With FileHelpers the first thing to do is define a class that maps the data in your file which for Scott’s data would look something like this:
[DelimitedRecord(",")]
class Show
{
public string Filename;
[FieldConverter(typeof(IntConverter))]
public Int32 downloads;
[FieldConverter(typeof(IntConverter))]
public Int32 bandwidth;
}
Notice the class attribute indicates the separator used. Also notice the member attributes that provide string conversion for the integer values read from the file. Since the integers, unfortunately, have quotes the stock FileHelpers converter won’t work though that’s easily solved by writing a new IntConverted like this:
public class IntConverter : ConverterBase
{
public override object StringToField(string from)
{
if (from != "" || from != "\"\"")
return Convert.ToInt32(from.Substring(1, from.Length - 2));
else
return string.Empty;
}
}
For parsing the file we use FileHelpers DelimitedFileEngine like this:
DelimitedFileEngine e = new DelimitedFileEngine(typeof(Show));
e.Options.IgnoreFirstLines = 1;
object[] shows = e.ReadFile("c:\\shows.txt");
This creates an instance of the engine passing our Show class type with an option to ignore the first line of the file (the one with column headings). Calling ReadFile parses it into and array of Show objects populated with the data. Next, we’ll change the filename to the episode number using Scott’s regex and sort the data both using anonymous delegates:
Regex regex = new Regex("\\d{2}(?=[_.])");
Array.ForEach((Show[])shows, delegate(Show one)
{ one.Filename = regex.Match(one.Filename).ToString(); }
);
Array.Sort((Show[])shows, delegate(Show one, Show two)

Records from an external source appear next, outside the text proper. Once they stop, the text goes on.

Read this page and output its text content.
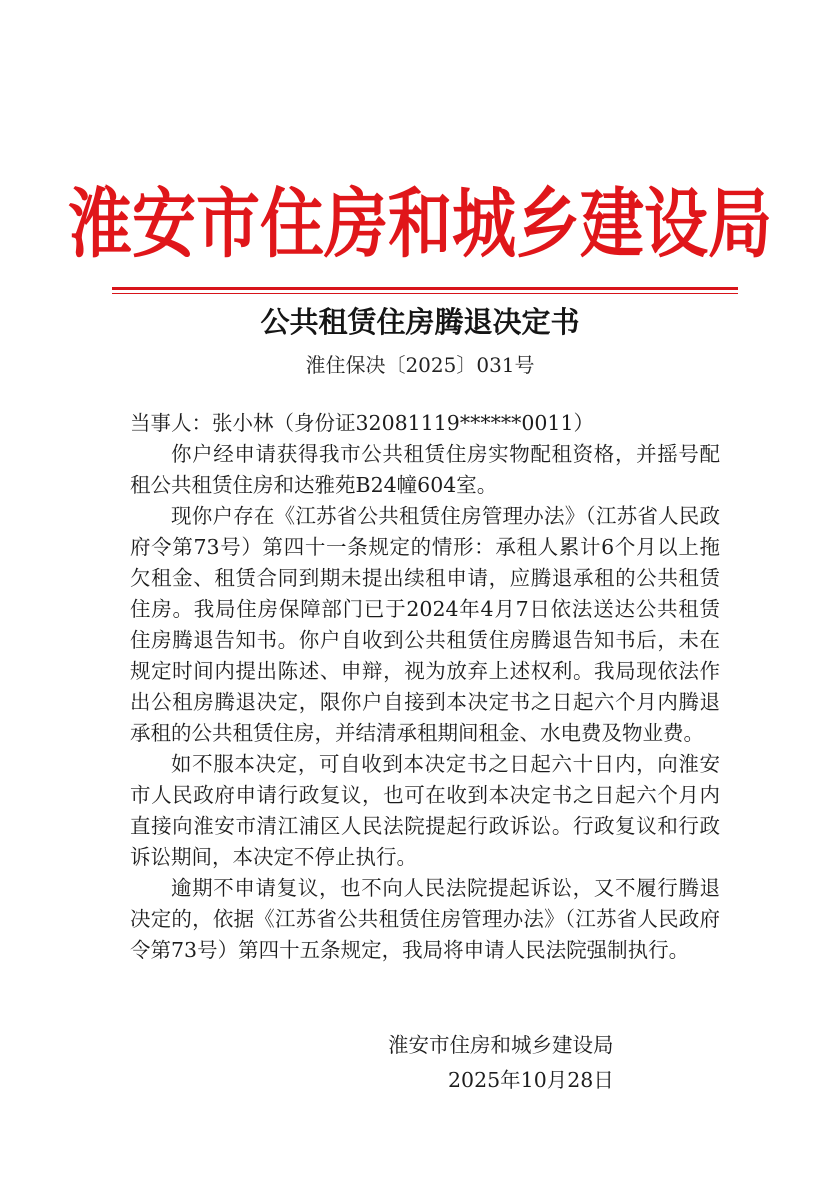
淮安市住房和城乡建设局
公共租赁住房腾退决定书
淮住保决〔2025〕031号

当事人：张小林（身份证32081119******0011）

你户经申请获得我市公共租赁住房实物配租资格，并摇号配租公共租赁住房和达雅苑B24幢604室。

现你户存在《江苏省公共租赁住房管理办法》（江苏省人民政府令第73号）第四十一条规定的情形：承租人累计6个月以上拖欠租金、租赁合同到期未提出续租申请，应腾退承租的公共租赁住房。我局住房保障部门已于2024年4月7日依法送达公共租赁住房腾退告知书。你户自收到公共租赁住房腾退告知书后，未在规定时间内提出陈述、申辩，视为放弃上述权利。我局现依法作出公租房腾退决定，限你户自接到本决定书之日起六个月内腾退承租的公共租赁住房，并结清承租期间租金、水电费及物业费。

如不服本决定，可自收到本决定书之日起六十日内，向淮安市人民政府申请行政复议，也可在收到本决定书之日起六个月内直接向淮安市清江浦区人民法院提起行政诉讼。行政复议和行政诉讼期间，本决定不停止执行。

逾期不申请复议，也不向人民法院提起诉讼，又不履行腾退决定的，依据《江苏省公共租赁住房管理办法》（江苏省人民政府令第73号）第四十五条规定，我局将申请人民法院强制执行。

淮安市住房和城乡建设局
2025年10月28日
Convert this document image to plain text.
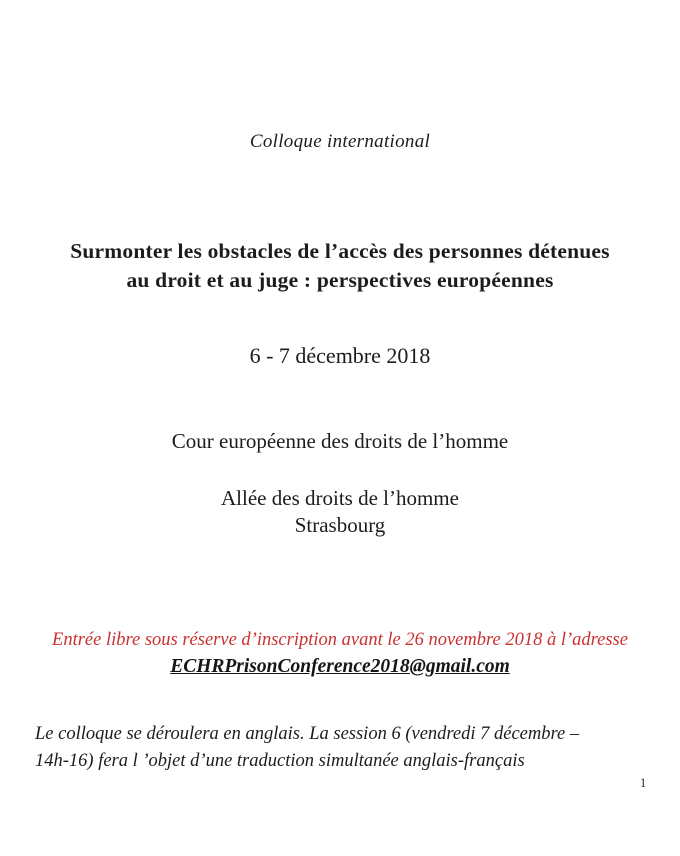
Colloque international
Surmonter les obstacles de l’accès des personnes détenues
au droit et au juge : perspectives européennes
6 - 7 décembre 2018
Cour européenne des droits de l’homme
Allée des droits de l’homme
Strasbourg
Entrée libre sous réserve d’inscription avant le 26 novembre 2018 à l’adresse
ECHRPrisonConference2018@gmail.com
Le colloque se déroulera en anglais. La session 6 (vendredi 7 décembre –
14h-16) fera l ’objet d’une traduction simultanée anglais-français
1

{ return one.Filename.CompareTo(two.Filename); }
);
Finally, we sum the downloads and print the data. Note this for loop modifies the array using the first instance of an episode to aggregate the total downloads, perhaps not optimal but gets the job done:
Show sh = (Show)shows[0];
for (int i = 1; i < shows.Length; i++)
{
if (((Show)shows[i]).Filename.CompareTo(sh.Filename) == 0)

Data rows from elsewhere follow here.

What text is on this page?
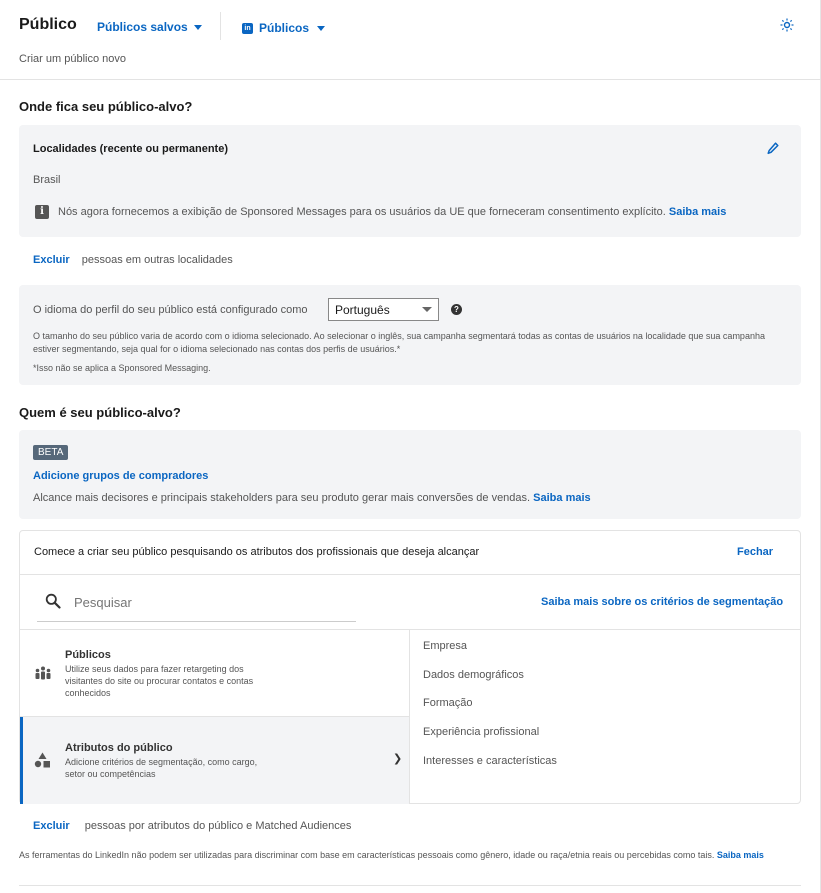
Público Públicos salvos	in Públicos
Criar um público novo
Onde fica seu público-alvo?
Localidades (recente ou permanente)
Brasil
i	Nós agora fornecemos a exibição de Sponsored Messages para os usuários da UE que forneceram consentimento explícito. Saiba mais
Excluir pessoas em outras localidades
O idioma do perfil do seu público está configurado como Português	?
O tamanho do seu público varia de acordo com o idioma selecionado. Ao selecionar o inglês, sua campanha segmentará todas as contas de usuários na localidade que sua campanha estiver segmentando, seja qual for o idioma selecionado nas contas dos perfis de usuários.*
*Isso não se aplica a Sponsored Messaging.
Quem é seu público-alvo?
BETA
Adicione grupos de compradores
Alcance mais decisores e principais stakeholders para seu produto gerar mais conversões de vendas. Saiba mais
Comece a criar seu público pesquisando os atributos dos profissionais que deseja alcançar	Fechar
Pesquisar
Saiba mais sobre os critérios de segmentação
Públicos
Utilize seus dados para fazer retargeting dos visitantes do site ou procurar contatos e contas conhecidos
Atributos do público
Adicione critérios de segmentação, como cargo, setor ou competências
❯
Empresa
Dados demográficos
Formação
Experiência profissional
Interesses e características
Excluir pessoas por atributos do público e Matched Audiences
As ferramentas do LinkedIn não podem ser utilizadas para discriminar com base em características pessoais como gênero, idade ou raça/etnia reais ou percebidas como tais. Saiba mais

sh.downloads += ((Show)shows[i]).downloads;
else
{
Console.WriteLine("{0,-4} {1,-6}", sh.Filename, sh.downloads);
sh = ((Show)shows[i]);
}
}
Console.WriteLine("{0,-4} {1,-6}", sh.Filename, sh.downloads);
So, what’s the point? Well, at the end of Scott’s post he wrote:
It took less time than it would take to write a C# program and it’s easily modified ad-hoc.

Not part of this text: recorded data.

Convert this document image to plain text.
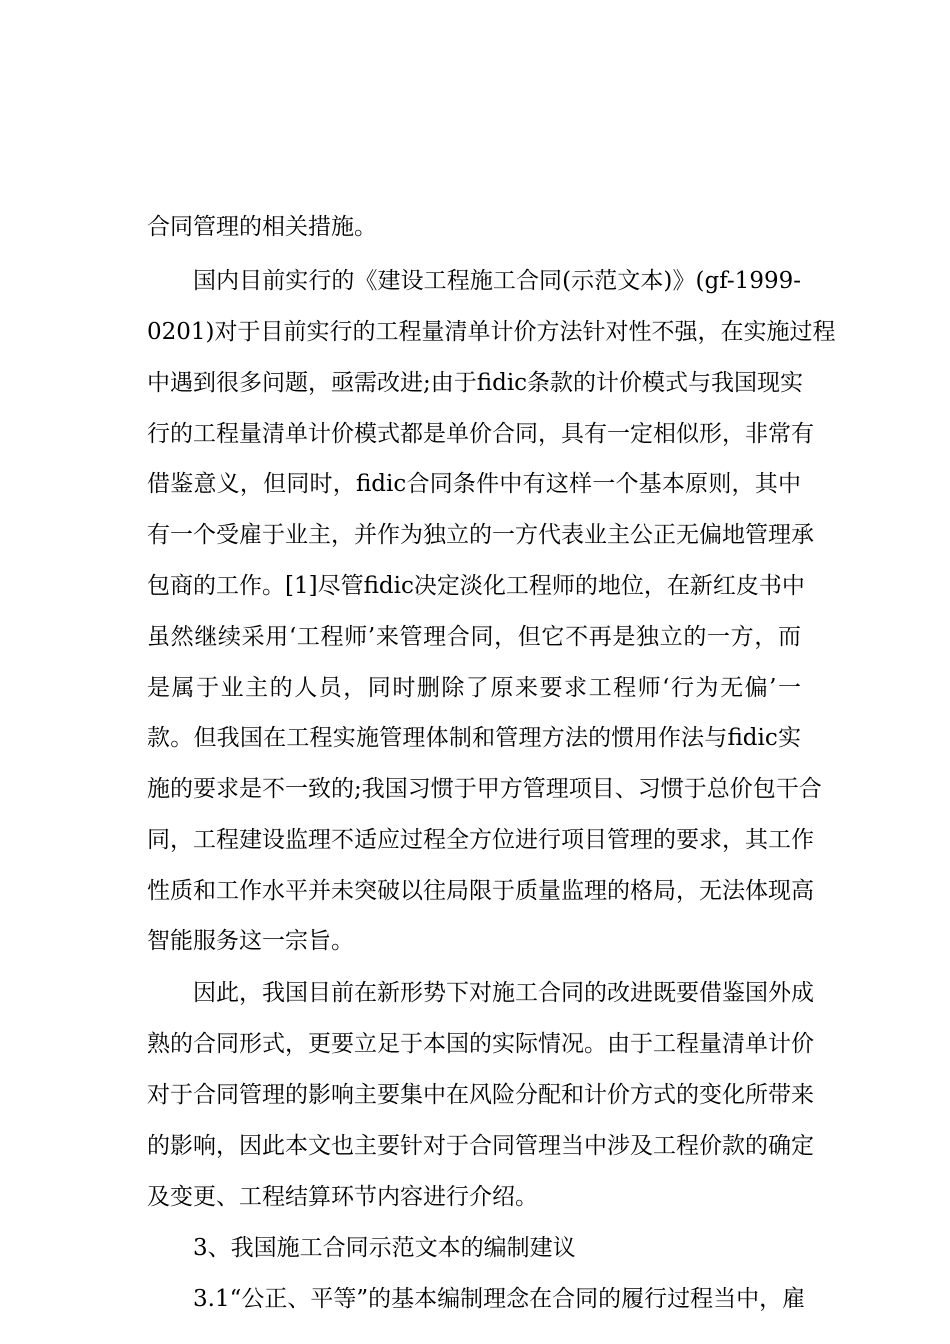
合同管理的相关措施。

国内目前实行的《建设工程施工合同(示范文本)》(gf-1999-

0201)对于目前实行的工程量清单计价方法针对性不强，在实施过程

中遇到很多问题，亟需改进;由于fidic条款的计价模式与我国现实

行的工程量清单计价模式都是单价合同，具有一定相似形，非常有

借鉴意义，但同时，fidic合同条件中有这样一个基本原则，其中

有一个受雇于业主，并作为独立的一方代表业主公正无偏地管理承

包商的工作。[1]尽管fidic决定淡化工程师的地位，在新红皮书中

虽然继续采用‘工程师’来管理合同，但它不再是独立的一方，而

是属于业主的人员，同时删除了原来要求工程师‘行为无偏’一

款。但我国在工程实施管理体制和管理方法的惯用作法与fidic实

施的要求是不一致的;我国习惯于甲方管理项目、习惯于总价包干合

同，工程建设监理不适应过程全方位进行项目管理的要求，其工作

性质和工作水平并未突破以往局限于质量监理的格局，无法体现高

智能服务这一宗旨。

因此，我国目前在新形势下对施工合同的改进既要借鉴国外成

熟的合同形式，更要立足于本国的实际情况。由于工程量清单计价

对于合同管理的影响主要集中在风险分配和计价方式的变化所带来

的影响，因此本文也主要针对于合同管理当中涉及工程价款的确定

及变更、工程结算环节内容进行介绍。

3、我国施工合同示范文本的编制建议

3.1“公正、平等”的基本编制理念在合同的履行过程当中，雇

Armed with FileHelpers this took no time at all, the bulk of the code is spent working with the data not importing into a usable form. Another point is, IMO the C# code is considerably easier to read. I’m finding that getting my head around PowerShell commands to be a bit awkward. For me PowerShell is tantilizingly powerful but I feel requires a different enough mind set to perhaps thwart rapid adoption. I can empathize with all those people who have "been meaning to try..." Of course, I suppose if we all had the chance to sit down with
Lee Holmes things might be different.